Our audit focused on COOP plan and information technology (IT) disaster recovery plan preparation, approval, and implementation for the period March 2005 through June 2005, including selected actions through August 2005, at the following Executive Branch agencies: the Department of Community Affairs (DCA), State Technology Office (STO), Department of Management Services (DMS), Department of Transportation (DOT), Department of Health (DOH), Department of Agriculture and Consumer Services (DACS), Department of Business and Professional Regulation (DBPR), Department of State (DOS), and Department of Citrus (Citrus). We also evaluated the Division’s progress with providing State agencies guidance for preparing and implementing their COOP and IT disaster recovery plans and the process used by the Division to approve the State agency COOP plans as required by Florida law[5].
The results of our audit are summarized below:
Finding No. 1: COOP plans prepared by Executive Branch agencies and submitted to the Division for approval did not in all instances meet the requirements outlined in Florida law or the Division’s COOP Implementation Guidance and not all plans had been approved as of August 2005.

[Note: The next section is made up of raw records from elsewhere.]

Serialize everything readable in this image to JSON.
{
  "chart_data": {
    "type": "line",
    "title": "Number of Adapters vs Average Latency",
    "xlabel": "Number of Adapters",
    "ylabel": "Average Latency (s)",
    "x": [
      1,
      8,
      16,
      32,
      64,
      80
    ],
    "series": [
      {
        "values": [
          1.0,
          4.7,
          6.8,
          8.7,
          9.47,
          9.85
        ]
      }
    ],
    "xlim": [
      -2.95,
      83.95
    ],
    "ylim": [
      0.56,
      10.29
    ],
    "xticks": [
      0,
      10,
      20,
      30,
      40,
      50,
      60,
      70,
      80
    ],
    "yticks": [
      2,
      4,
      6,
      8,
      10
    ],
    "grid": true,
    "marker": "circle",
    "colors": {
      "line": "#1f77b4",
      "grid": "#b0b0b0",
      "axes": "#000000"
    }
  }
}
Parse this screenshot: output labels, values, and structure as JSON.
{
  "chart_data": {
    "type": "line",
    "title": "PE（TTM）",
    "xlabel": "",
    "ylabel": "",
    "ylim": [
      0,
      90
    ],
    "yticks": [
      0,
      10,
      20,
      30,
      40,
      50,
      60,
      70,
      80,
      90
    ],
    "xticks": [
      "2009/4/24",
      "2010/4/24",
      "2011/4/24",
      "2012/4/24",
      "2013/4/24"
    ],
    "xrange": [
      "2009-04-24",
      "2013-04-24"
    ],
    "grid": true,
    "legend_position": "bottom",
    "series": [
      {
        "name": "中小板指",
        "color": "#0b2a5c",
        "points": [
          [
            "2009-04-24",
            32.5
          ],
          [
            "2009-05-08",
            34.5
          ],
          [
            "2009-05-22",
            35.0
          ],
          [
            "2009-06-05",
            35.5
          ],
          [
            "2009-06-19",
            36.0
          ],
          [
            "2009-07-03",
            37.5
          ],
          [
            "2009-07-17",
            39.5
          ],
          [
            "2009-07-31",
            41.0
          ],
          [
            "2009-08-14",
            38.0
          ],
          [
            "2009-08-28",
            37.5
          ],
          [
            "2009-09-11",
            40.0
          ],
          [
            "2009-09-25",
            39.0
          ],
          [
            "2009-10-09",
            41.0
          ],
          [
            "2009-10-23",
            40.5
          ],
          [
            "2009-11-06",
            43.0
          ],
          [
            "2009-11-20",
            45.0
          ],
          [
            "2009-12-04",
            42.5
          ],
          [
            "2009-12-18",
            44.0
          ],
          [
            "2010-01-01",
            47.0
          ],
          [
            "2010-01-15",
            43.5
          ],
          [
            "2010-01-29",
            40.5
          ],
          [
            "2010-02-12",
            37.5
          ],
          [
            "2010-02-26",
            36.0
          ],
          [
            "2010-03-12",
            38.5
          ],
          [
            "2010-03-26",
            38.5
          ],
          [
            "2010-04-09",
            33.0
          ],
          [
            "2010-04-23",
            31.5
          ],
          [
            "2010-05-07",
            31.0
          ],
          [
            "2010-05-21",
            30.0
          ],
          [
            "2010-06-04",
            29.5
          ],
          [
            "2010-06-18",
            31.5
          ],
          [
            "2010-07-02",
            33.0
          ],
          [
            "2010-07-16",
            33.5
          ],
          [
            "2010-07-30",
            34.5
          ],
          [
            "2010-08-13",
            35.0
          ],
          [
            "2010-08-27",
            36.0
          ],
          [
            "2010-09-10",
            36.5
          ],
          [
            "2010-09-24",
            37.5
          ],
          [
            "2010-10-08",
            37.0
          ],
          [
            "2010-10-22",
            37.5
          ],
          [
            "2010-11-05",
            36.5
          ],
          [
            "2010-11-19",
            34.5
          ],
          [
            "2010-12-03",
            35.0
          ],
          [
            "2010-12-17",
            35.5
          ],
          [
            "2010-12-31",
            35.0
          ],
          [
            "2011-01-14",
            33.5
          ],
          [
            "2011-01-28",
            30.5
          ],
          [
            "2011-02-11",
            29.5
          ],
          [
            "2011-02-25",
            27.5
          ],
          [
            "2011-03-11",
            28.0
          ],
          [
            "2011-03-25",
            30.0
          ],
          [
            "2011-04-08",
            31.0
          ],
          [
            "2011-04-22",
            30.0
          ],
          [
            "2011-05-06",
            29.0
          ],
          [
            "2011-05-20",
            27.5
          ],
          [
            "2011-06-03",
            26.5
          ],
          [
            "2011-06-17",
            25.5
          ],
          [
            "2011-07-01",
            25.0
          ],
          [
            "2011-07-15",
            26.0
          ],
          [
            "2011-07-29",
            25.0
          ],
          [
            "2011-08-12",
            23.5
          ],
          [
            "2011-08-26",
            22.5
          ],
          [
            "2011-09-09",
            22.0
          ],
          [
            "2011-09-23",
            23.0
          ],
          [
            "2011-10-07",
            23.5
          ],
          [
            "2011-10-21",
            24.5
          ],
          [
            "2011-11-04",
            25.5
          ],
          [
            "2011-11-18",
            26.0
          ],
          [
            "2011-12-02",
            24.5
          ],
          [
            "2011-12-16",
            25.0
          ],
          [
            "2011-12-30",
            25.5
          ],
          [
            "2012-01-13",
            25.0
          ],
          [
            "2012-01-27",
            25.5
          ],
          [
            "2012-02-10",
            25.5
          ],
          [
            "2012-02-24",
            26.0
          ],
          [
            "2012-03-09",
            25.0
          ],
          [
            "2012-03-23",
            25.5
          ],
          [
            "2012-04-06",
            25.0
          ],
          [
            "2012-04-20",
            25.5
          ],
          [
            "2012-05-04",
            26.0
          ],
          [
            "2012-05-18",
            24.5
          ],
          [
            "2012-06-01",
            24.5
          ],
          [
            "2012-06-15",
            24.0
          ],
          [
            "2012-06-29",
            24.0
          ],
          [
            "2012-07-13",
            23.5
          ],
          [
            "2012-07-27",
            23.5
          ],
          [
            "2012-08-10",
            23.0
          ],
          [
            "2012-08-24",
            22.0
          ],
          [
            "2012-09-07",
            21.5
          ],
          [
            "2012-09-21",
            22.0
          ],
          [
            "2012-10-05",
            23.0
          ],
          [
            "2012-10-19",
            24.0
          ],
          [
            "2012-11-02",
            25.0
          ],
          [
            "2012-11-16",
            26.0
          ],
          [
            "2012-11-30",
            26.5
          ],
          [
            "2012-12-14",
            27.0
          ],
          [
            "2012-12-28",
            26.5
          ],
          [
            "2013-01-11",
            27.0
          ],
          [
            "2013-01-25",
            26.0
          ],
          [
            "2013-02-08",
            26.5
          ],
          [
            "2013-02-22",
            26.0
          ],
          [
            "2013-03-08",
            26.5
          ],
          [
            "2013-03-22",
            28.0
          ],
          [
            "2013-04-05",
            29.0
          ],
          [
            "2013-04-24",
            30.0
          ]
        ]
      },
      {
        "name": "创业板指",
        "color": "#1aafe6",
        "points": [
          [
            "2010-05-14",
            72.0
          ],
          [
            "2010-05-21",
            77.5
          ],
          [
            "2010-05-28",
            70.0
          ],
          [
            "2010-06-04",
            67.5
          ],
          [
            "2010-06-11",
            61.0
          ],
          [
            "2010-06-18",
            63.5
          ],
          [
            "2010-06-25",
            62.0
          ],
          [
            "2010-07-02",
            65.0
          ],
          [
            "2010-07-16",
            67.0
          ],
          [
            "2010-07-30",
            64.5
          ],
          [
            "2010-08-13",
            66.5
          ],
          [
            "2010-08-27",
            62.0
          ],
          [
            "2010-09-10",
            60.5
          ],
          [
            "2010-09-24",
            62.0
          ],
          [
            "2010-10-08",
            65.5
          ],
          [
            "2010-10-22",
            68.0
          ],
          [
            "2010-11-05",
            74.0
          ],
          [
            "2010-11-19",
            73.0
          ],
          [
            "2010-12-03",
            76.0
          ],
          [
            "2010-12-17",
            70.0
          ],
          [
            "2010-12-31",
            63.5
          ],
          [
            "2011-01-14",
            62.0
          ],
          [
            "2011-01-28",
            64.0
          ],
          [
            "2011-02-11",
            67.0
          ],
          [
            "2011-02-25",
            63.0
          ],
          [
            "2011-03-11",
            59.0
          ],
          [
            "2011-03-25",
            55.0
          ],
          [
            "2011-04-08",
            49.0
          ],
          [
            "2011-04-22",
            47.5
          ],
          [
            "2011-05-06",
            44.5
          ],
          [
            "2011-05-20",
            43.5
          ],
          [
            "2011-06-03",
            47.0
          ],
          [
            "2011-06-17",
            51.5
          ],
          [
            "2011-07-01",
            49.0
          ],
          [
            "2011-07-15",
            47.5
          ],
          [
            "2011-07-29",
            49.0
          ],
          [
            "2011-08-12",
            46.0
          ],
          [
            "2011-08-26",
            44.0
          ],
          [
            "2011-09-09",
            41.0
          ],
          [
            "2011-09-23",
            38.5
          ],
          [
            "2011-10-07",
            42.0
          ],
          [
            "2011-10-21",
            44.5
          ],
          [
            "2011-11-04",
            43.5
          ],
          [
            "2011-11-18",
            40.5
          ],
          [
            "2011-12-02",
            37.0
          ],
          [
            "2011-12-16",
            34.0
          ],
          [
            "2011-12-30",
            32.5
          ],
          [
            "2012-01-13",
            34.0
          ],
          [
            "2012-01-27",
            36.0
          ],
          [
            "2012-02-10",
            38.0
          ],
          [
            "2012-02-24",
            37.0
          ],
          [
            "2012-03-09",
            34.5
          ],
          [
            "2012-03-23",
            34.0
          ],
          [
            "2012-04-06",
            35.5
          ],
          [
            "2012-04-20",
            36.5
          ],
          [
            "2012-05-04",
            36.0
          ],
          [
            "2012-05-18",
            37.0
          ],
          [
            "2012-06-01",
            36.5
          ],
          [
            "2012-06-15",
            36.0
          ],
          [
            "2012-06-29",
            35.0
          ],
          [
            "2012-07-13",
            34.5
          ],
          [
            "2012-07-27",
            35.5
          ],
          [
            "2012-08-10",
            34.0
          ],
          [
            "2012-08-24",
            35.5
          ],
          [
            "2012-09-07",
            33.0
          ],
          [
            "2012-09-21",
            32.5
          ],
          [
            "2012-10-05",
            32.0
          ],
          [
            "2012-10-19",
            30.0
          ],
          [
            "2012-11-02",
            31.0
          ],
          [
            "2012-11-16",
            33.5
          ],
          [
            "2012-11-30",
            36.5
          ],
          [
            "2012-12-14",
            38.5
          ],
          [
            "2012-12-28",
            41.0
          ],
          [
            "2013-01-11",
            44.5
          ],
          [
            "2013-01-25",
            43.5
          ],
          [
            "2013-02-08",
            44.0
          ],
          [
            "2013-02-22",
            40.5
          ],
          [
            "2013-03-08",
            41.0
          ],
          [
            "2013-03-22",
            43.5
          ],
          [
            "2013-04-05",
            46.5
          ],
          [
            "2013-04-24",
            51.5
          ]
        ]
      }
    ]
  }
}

Finding No. 2: Division procedures to ensure that State agency IT disaster recovery plans are complete and viable needed improvement. Not all agency plan testing had been completed or performed annually as of June 2005, and some agency plans lacked evidence of being updated since the original version was prepared.
Finding No. 3: Division procedures for providing guidance and approval of State agency COOP and IT disaster recovery plans needed improvement.
Finding No. 4: Division COOP Implementation Guidance concerning the Division’s periodic review of the State agency COOP plans needed clarification, and the periodic review was not addressed in existing Florida law.
Finding No. 5: Distribution controls protecting the nonpublic contents of COOP and IT disaster recovery plans needed improvement.
[1] Section 20.18(2)(a), Florida
Statutes
[2] Section 252.35, Florida
Statutes
[3] Section 252.365, Florida
Statutes
[4] Section 252.365, Florida
Statutes
[5] Section 252.365, Florida
Statutes
The heads of the applicable agencies provided responses to our preliminary and tentative findings. These letters are included at the end of this report.